Winter is a complicated season. For some people, the holiday season presents itself the opportunity to meet up with family and friends, enjoy good food and cozy up indoors. For others, the lack of sunlight and being locked inside due to the cold is taxing on the mind, body and soul. For me, it radically changes my running.
Running in winter is also complicated. The days when it’s too cold and you’re forced to run on the treadmill or be on an indoor track make me want to pull my hair out. I feel trapped; the air is heavy and hot, something always ends up hurting and I can’t ever find my rhythm.
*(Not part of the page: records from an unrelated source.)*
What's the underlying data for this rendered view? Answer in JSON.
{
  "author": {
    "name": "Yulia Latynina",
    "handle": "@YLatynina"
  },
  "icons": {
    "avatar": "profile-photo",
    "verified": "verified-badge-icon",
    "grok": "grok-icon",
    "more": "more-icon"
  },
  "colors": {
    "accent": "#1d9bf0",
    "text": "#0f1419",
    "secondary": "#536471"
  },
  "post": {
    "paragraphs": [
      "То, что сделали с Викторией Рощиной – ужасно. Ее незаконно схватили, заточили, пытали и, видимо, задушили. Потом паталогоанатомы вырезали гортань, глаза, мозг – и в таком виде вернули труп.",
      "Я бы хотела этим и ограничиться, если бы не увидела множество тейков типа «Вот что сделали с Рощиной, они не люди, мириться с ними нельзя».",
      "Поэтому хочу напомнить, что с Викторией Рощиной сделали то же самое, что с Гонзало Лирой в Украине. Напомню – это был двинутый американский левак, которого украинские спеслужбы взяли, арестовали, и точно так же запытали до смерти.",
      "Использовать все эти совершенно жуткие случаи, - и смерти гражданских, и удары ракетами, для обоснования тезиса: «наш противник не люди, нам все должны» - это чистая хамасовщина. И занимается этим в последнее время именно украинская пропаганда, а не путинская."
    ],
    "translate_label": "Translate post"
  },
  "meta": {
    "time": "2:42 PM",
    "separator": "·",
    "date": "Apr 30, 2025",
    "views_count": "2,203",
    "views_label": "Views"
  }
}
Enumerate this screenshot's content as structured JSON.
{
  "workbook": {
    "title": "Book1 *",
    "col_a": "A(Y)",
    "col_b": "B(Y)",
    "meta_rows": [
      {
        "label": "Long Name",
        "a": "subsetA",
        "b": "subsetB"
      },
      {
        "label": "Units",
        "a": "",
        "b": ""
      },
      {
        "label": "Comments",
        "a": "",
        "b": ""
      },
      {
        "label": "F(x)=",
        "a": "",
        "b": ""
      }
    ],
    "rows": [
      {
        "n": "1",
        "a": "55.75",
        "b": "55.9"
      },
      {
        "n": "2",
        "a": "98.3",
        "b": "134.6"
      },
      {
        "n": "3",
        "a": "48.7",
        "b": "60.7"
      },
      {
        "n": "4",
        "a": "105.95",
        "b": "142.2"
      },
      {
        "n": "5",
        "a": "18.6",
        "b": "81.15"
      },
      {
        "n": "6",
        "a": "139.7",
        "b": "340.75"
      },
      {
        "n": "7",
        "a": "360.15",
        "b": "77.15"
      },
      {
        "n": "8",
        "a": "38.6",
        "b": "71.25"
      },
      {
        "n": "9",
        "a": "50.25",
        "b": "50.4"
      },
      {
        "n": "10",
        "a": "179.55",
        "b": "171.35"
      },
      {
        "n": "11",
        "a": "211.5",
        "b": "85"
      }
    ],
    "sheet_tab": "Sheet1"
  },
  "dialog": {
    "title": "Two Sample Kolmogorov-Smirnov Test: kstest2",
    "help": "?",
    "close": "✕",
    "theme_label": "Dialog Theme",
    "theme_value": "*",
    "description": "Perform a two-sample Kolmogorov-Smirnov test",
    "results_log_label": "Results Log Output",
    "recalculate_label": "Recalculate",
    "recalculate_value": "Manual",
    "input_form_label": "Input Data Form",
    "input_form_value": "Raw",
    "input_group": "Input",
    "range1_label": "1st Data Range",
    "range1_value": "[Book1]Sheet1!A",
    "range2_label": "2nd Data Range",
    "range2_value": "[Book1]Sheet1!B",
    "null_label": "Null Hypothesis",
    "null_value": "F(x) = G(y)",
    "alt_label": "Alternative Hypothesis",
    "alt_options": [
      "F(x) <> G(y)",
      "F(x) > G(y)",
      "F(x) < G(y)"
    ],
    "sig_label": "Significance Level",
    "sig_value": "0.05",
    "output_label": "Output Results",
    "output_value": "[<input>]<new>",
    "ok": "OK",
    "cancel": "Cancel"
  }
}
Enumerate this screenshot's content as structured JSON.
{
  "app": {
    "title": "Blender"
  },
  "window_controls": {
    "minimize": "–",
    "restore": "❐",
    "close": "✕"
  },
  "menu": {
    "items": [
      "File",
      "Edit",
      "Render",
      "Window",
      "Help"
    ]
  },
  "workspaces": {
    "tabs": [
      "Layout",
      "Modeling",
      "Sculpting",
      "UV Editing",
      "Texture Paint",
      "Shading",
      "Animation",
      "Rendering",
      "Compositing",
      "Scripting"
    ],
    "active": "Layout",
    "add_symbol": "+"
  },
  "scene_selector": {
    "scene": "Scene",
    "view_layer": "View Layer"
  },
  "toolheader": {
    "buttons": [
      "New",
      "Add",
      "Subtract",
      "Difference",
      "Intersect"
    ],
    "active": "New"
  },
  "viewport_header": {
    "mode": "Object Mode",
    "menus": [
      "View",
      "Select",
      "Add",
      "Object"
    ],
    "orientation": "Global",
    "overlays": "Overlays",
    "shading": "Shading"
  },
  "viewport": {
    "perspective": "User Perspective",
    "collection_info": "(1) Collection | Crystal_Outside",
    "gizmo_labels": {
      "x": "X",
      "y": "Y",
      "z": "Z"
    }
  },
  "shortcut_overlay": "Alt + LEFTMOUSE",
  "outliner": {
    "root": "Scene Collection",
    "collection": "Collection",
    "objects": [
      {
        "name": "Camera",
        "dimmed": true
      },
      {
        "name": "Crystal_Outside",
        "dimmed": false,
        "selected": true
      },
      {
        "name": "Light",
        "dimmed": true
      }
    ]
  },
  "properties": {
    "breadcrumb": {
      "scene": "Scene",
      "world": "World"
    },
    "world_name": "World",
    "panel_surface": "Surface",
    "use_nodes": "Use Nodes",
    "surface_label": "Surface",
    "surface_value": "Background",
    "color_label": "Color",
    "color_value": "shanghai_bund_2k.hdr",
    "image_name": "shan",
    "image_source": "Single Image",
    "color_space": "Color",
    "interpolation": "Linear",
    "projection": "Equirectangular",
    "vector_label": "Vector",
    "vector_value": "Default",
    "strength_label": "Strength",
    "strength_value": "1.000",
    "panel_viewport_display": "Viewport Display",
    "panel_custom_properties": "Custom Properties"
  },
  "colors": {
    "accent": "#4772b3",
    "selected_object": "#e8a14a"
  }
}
However, you get the opportunity to run outside in the cold every once in a while. Running outside in the winter is, well, complicated. Sometimes, you make a gamble to run outside, and the weather humbles you. The conditions are cold, you have trouble breathing and you feel powerless as the winter air rips your energy away. Running in the winter is raw; you are the most exposed to the elements; it’s man versus nature.
Every once in a while though, your gamble pays off and winter treats you well. Running is often an act of meditation; you are granted to the ability to be a leaf in the wind and let your mind wander from place to place. Combine this with the qualities of winter, a season that often isolates you from many people and places and forces you to look inward.
When you run outside in the winter and you’re not focused on life-or-death survival, you feel like a fly on the wall. It’s a solely solitary experience, you and the elements. You can feel the crispness of the air; every snowflake seems to hang in place. Every tree, landmark and trail is blanketed in snow. It feels alien and foreign, but your mind and body know how to adapt to it. Its as if you alone are the only person alive if only for a moment.
There’s a stillness in the air and yet you are moving forward, sometimes despite natures commands. Your body is fighting to maintain its warmth through movement and yet the world around you is completely still. Running in the winter is freeing; you are given power even if temporarily, over a force of nature that is seemingly unflinching and unforgiving.
I have no idea what this winter will bring to me, nor do I want to know. But just as the weather moves from fall to winter, so to must we move with it. Maybe it’s defiant and stubborn of me to run when the conditions are begging me to hunker down inside me. But maybe there’s a beauty in that struggle, of someone trying to move in a world that still, in someone trying to stay warm in a cold world, maybe it’s just complicated and it’s a little bit of both.